"Nak temenin terus Danesnya, ajak ngobrol terus ya."
Gue terus menepuk pelan pipi Danes, berusaha sekuat mungkin supaya dia tetep bangun dan gak kehilangan kesadaran.
"Danesa, denger kakak kan?" Gue berusaha tenang padahal aslinya udah panik setengah mati, tadi pas kami baru aja sampe rumah tiba-tiba Danesa jatuh dan hampir ngebentur lantai kalau aja gue gak refleks buat nahan badan dia.
"Kak Sadam, aku pusing kak" Ucap Danesa dengan mata hampir tertutup.
"Sabar ya, bentar lagi sampe."
"Ngantuk banget, pusing juga, mau tidur bentar gak boleh?"
Debar jantung gue udah naik berkali-kali lipat, wajah pucat Danesa di pangkuan beneran bikin gue gak bisa mikir apa-apa selain dia.

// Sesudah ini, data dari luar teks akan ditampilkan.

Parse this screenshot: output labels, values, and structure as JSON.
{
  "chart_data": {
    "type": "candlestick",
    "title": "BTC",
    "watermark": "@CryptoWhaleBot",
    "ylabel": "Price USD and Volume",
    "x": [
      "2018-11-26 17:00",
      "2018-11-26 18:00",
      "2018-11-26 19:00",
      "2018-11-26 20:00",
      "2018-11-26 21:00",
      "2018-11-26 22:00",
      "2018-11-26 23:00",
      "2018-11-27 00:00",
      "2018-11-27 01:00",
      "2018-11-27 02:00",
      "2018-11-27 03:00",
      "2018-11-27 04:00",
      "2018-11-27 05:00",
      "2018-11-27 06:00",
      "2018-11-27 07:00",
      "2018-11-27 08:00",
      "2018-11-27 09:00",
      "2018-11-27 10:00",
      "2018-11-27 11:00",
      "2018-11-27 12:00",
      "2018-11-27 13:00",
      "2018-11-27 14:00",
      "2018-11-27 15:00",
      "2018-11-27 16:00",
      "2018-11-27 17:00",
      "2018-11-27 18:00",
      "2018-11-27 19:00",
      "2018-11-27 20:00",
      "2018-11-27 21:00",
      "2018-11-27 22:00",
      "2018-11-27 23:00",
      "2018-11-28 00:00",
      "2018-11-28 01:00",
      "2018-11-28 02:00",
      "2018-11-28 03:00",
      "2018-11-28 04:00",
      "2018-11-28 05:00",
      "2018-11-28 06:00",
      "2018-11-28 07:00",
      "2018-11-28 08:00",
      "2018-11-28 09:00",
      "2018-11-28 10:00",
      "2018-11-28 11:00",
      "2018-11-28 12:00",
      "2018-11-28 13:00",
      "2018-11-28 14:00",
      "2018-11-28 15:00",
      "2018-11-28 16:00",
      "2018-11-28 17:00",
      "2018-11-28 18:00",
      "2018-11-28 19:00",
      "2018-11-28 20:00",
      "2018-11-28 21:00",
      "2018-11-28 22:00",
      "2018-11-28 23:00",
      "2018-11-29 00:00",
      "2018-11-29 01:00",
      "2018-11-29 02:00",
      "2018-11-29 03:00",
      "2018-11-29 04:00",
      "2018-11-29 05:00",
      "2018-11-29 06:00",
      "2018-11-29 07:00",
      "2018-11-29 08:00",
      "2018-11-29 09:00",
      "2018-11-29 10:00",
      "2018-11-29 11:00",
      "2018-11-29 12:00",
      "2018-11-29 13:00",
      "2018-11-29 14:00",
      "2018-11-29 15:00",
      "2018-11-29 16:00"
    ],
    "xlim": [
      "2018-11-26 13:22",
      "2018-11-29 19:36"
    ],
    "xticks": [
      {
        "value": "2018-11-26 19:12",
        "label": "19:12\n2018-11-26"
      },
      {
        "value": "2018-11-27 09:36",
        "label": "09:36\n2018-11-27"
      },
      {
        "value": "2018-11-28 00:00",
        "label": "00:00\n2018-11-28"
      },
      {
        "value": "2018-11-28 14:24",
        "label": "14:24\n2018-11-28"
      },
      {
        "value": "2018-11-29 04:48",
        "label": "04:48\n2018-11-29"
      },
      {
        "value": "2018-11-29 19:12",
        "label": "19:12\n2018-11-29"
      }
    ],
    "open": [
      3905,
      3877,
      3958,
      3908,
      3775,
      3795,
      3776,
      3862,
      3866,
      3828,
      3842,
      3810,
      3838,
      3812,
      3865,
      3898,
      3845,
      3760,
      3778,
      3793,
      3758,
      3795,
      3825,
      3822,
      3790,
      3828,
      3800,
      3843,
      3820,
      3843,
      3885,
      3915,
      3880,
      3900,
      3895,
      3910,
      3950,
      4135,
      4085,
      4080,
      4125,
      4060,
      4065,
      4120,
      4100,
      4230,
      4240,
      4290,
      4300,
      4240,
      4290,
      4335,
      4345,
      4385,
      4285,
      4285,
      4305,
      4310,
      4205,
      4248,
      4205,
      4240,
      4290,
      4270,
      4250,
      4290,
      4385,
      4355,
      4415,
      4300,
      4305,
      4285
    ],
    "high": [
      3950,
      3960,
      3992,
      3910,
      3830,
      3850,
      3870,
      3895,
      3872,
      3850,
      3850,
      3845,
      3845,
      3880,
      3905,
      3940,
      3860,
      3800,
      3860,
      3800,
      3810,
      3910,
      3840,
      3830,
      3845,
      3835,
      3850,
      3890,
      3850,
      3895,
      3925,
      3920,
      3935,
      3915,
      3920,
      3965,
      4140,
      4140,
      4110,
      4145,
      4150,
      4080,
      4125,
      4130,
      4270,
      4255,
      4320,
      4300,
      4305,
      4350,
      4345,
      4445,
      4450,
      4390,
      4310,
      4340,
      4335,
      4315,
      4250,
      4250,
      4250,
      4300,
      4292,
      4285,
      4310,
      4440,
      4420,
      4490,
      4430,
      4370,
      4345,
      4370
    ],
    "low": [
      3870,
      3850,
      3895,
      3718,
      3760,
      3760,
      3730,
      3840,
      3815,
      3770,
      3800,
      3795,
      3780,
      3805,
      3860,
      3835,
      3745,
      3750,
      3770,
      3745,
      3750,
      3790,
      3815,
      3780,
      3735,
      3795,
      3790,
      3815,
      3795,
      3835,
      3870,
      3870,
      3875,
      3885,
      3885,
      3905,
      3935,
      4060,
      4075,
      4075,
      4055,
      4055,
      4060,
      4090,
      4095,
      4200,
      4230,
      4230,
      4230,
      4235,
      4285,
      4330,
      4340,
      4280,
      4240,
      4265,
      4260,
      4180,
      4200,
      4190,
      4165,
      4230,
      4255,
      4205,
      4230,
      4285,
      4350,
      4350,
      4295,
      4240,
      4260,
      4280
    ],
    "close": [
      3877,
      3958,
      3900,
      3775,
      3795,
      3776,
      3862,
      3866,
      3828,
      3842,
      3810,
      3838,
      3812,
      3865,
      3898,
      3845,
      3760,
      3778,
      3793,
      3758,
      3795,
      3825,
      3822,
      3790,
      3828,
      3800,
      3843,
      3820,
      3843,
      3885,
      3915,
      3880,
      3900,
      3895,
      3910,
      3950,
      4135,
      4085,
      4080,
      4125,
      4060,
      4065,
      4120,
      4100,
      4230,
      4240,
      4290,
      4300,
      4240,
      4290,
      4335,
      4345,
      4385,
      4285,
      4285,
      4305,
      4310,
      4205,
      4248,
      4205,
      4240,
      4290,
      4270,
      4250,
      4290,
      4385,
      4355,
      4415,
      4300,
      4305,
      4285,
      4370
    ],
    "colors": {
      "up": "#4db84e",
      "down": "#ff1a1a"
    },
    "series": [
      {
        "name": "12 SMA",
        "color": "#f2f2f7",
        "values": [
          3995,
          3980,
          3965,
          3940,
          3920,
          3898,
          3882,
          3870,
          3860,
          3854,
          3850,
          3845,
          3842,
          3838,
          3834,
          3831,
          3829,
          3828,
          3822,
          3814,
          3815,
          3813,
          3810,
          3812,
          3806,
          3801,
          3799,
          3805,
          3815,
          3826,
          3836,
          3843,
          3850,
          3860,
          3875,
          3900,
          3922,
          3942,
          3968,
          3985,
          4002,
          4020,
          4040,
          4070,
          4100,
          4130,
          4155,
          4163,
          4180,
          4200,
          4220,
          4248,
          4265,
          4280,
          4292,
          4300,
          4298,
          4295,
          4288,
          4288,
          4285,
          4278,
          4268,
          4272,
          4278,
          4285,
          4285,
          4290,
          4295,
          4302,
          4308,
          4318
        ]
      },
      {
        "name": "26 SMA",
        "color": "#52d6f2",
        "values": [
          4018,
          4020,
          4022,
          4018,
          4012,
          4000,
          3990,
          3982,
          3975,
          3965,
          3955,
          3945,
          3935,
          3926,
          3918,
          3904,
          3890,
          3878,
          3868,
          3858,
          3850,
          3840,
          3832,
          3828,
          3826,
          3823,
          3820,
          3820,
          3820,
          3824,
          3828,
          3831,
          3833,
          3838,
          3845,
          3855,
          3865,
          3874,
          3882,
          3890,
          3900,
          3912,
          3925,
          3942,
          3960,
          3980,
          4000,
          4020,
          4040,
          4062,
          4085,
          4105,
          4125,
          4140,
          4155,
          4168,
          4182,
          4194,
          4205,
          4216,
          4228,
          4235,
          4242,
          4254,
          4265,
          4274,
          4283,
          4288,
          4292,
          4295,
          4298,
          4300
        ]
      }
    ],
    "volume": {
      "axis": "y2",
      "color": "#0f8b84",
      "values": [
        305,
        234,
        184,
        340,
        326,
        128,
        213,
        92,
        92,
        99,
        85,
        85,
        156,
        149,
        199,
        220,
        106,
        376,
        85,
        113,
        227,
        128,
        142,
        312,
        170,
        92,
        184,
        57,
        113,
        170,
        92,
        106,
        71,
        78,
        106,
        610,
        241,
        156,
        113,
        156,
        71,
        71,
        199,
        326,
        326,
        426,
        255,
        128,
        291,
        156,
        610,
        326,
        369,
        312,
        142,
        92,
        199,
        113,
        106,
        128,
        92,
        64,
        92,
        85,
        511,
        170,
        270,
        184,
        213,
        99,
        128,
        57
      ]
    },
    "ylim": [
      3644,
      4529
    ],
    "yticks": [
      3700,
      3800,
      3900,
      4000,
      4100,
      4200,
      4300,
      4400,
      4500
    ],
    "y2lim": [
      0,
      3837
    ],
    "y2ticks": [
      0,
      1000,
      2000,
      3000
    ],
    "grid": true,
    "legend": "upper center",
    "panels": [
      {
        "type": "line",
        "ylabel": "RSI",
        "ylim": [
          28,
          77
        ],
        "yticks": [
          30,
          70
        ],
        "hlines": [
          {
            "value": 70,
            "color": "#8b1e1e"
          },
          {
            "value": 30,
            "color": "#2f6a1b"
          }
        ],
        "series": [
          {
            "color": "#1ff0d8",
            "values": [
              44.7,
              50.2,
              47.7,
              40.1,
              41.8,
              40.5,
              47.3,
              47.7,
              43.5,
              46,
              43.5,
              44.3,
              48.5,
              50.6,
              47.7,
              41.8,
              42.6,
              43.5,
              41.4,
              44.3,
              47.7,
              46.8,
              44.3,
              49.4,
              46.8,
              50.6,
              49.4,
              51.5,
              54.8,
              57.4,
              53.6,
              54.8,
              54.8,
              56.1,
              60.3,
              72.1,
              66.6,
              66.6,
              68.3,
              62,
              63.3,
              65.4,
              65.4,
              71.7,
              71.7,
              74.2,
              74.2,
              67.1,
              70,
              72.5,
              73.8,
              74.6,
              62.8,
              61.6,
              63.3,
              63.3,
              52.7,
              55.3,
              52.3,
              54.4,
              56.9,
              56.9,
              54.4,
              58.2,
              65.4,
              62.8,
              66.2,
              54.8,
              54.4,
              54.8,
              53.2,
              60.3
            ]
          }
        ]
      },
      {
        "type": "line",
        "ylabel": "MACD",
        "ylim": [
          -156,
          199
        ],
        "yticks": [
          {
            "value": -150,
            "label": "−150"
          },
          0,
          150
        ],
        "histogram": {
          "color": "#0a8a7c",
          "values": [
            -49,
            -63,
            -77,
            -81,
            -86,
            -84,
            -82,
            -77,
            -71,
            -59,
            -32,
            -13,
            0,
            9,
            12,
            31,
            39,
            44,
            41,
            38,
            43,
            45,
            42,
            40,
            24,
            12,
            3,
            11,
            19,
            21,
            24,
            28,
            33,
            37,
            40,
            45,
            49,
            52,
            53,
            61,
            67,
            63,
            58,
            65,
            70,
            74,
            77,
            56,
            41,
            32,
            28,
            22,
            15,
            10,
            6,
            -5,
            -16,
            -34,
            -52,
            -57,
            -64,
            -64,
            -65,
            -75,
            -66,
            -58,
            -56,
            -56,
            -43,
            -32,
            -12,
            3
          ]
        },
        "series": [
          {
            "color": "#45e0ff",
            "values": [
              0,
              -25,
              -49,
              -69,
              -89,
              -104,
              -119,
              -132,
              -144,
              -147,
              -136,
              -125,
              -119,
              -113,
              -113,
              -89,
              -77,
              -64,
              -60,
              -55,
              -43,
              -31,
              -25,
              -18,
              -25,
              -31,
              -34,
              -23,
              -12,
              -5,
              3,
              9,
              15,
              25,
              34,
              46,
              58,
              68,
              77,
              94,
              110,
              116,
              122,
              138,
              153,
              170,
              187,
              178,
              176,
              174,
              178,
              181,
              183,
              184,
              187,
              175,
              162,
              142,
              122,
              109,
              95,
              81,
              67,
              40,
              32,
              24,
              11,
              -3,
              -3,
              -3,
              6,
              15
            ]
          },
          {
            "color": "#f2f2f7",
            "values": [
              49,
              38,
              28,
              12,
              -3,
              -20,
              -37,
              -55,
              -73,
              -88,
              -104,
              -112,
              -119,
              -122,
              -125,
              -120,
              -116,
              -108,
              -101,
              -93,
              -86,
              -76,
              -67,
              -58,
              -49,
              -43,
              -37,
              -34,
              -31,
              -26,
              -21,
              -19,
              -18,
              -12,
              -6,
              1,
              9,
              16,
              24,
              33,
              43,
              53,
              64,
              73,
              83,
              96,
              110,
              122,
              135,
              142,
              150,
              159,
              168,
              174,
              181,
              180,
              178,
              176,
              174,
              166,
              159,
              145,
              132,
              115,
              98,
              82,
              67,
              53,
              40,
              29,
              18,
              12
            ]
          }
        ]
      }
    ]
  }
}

"Gak boleh, bentar tahan dulu ngantuknya ya sayang." Ucap gue dengan nada setenang mungkin supaya pacar gue juga gak ikutan panik.
"Kak Sadam..." Suara Danesa udah pelan banget, bahkan hampir gak bisa gue denger.
"Iya Danesa?"
"Tau gak hal apa yang bikin aku suka sama Kak sadam?" Ucap Danesa dengan sisa tenaga yang gue punya, tanpa sadar air mata gue ngalir gitu aja.
"Apa?"
"Aku suka sama kakak yang selalu tenang di tiap situasi, tapi tadi aku liat kakak sepanik itu pas aku jatuh hehe, baru pertama kali liat..."
"Sakit ya? kamu kesakitan banget nes?"
"Nggak, gak sakit kak. Pusing dikit aja." Tangan Danesa terulur buat hapus air mata yang makin banyak di pipi gue.
"Bentar lagi diobatin ya, tahan pusingnya ya Danesa..."
"Iya kak Sadam."
Kami akhirnya sampai di rumah sakit dalam waktu singkat, gue mau kasih tepuk tangan buat Papa Danes karena biasanya jarak dari rumah Danesa ke rumah sakit butuh waktu hampir satu jam, tapi kita berhasil sampai kurang dari setengah jam.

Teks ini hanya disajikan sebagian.